Kaija Saariaho, „Innocence“ mit dem Ensemble MiR Gelsenkichen, Chorwerk Ruhr, Statisterie.
Foto: Karl und Monika Forster
Die 2021 beim Festival d’Aix-en-Provence uraufgeführte letzte Oper der finnischen Komponistin gelangte nun am Musiktheater im Revier Gelsenkirchen zur deutschen Erstaufführung. Das eindreiviertel Stunden dauernde Werk verbindet Klangmaterial, Formverlauf und Handlung zu einer eindrücklichen Gesamtdramaturgie. Leitmotive der Beklemmung sind dunkle Klangflächen, unheilvoll pochende Paukenschläge, hypnotische Kreisfiguren von Bläsern und Glockenspiel. Weil seit dem Horror für alle Betroffenen die Zeit stehen geblieben scheint, tritt auch die Musik mit denselben Elementen auf der Stelle. Die Protagonisten können ihr Trauma nicht bewältigen, sondern nur ein ums andere Mal wiederholen. Die krampfhaft ruhig gehaltene Oberfläche durchbrechen nur punktuell aufbrausende Orchesterwellen, stampfende Blechbläser, galoppierendes Schlagwerk, schreiende Dissonanzen. Unter Leitung von Valtteri Rauhalammi gestaltete die Neue Philharmonie Westfalen eindrucksvoll die Spannung aus untergründiger Ladung und plötzlichen Explosionen. Die deklamatorisch behandelten Solopartien wurden allesamt ausgezeichnet gesungen und gespielt.
Elisabeth Stöpplers Inszenierung und Ines Hadlers zweckmäßiges Bühnenbild gestalteten aussagekräftige Situationen. Als das Verdrängte wieder ins Bewusstsein gelangt, steigt die Hochzeitsgesellschaft nach unten und die Statisterie der ermordeten Jugendlichen nach oben. Anstelle der Toten sitzen dann die Überlebenden in den Schulbänken wie auf der Anklagebank. Und in einem Gestell aus Neonröhren gestehen alle Beteiligten der Reihe nach wie im Beichtstuhl ihre Mitschuld: Man hat dem Sohn das Schießen beigebracht, ist damals weggerannt, hat nicht geholfen, hätte retten können, ahnen sollen, melden müssen oder wusste gar von den Amokplänen.

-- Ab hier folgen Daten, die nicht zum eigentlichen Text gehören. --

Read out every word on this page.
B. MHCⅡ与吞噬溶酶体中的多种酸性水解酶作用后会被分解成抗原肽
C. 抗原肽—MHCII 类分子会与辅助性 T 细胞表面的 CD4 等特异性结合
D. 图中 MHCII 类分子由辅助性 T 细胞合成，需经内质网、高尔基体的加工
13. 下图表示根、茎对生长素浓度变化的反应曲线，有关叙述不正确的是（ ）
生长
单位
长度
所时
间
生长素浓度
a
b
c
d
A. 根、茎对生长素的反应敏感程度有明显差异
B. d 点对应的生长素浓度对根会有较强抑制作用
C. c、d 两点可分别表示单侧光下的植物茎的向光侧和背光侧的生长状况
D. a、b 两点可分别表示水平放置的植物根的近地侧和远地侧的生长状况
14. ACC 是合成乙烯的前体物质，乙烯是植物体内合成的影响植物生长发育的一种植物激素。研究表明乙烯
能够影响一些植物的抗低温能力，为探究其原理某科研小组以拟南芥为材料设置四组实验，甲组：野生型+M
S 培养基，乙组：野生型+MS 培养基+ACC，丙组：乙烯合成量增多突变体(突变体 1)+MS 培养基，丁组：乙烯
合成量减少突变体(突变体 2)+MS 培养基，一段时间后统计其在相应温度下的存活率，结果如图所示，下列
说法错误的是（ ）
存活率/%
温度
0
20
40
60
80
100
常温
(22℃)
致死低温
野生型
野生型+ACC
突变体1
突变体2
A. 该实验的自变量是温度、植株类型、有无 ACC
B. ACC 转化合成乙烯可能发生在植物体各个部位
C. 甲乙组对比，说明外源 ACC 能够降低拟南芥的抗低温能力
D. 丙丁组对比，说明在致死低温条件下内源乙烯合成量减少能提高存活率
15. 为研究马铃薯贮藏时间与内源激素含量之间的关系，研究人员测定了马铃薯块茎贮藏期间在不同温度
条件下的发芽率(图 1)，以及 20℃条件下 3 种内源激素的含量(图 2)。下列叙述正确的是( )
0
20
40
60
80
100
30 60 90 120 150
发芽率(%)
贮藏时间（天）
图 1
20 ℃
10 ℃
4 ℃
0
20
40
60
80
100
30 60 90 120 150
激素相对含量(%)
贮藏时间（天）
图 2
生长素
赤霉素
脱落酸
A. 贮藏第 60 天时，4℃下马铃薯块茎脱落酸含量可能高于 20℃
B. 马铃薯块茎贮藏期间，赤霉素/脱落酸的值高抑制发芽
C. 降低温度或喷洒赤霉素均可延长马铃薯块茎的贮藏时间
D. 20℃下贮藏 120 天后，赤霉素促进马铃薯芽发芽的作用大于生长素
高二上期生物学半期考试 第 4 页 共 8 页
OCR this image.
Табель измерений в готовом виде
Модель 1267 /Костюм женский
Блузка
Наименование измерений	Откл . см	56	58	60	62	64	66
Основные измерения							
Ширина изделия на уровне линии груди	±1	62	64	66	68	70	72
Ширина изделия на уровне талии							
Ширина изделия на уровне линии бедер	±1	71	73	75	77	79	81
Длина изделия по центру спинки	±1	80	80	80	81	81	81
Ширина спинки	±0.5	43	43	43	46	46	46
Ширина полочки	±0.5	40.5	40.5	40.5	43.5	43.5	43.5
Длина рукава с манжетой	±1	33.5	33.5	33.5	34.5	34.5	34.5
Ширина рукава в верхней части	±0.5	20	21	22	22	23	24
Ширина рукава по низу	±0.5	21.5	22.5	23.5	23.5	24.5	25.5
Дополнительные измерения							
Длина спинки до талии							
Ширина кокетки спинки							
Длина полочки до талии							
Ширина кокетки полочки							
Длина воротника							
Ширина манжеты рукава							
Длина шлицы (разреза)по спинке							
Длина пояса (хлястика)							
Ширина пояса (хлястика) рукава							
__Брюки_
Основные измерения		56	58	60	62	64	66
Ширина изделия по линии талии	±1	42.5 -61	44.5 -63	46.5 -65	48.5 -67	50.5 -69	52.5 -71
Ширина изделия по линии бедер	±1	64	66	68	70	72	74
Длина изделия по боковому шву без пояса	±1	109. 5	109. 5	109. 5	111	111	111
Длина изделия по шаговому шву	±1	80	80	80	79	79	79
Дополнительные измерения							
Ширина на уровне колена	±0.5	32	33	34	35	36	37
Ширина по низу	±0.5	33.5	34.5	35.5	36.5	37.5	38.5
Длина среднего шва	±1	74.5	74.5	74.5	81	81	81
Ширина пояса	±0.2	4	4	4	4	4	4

Schließlich stellt sich heraus, dass die von der Kellnerin (Hanna Dóra Sturludóttir) zum Engel verklärte erschossene Tochter (Erika Hammarberg) eine üble Mobberin war und die Klassenkameraden den späteren Attentäter schlimm misshandelten. Die klare Zuschreibung von Täter und Opfern verschwimmt, und die als Schriftzug allgegenwärtige Behauptung „Innocence“ wird zur drängenden Befragung der eigenen Lebenslügen. Am Ende setzen sich alle Betroffenen an einen Tisch zum Zeichen der Hoffnung auf wirkliche Bewältigung und Neuanfang.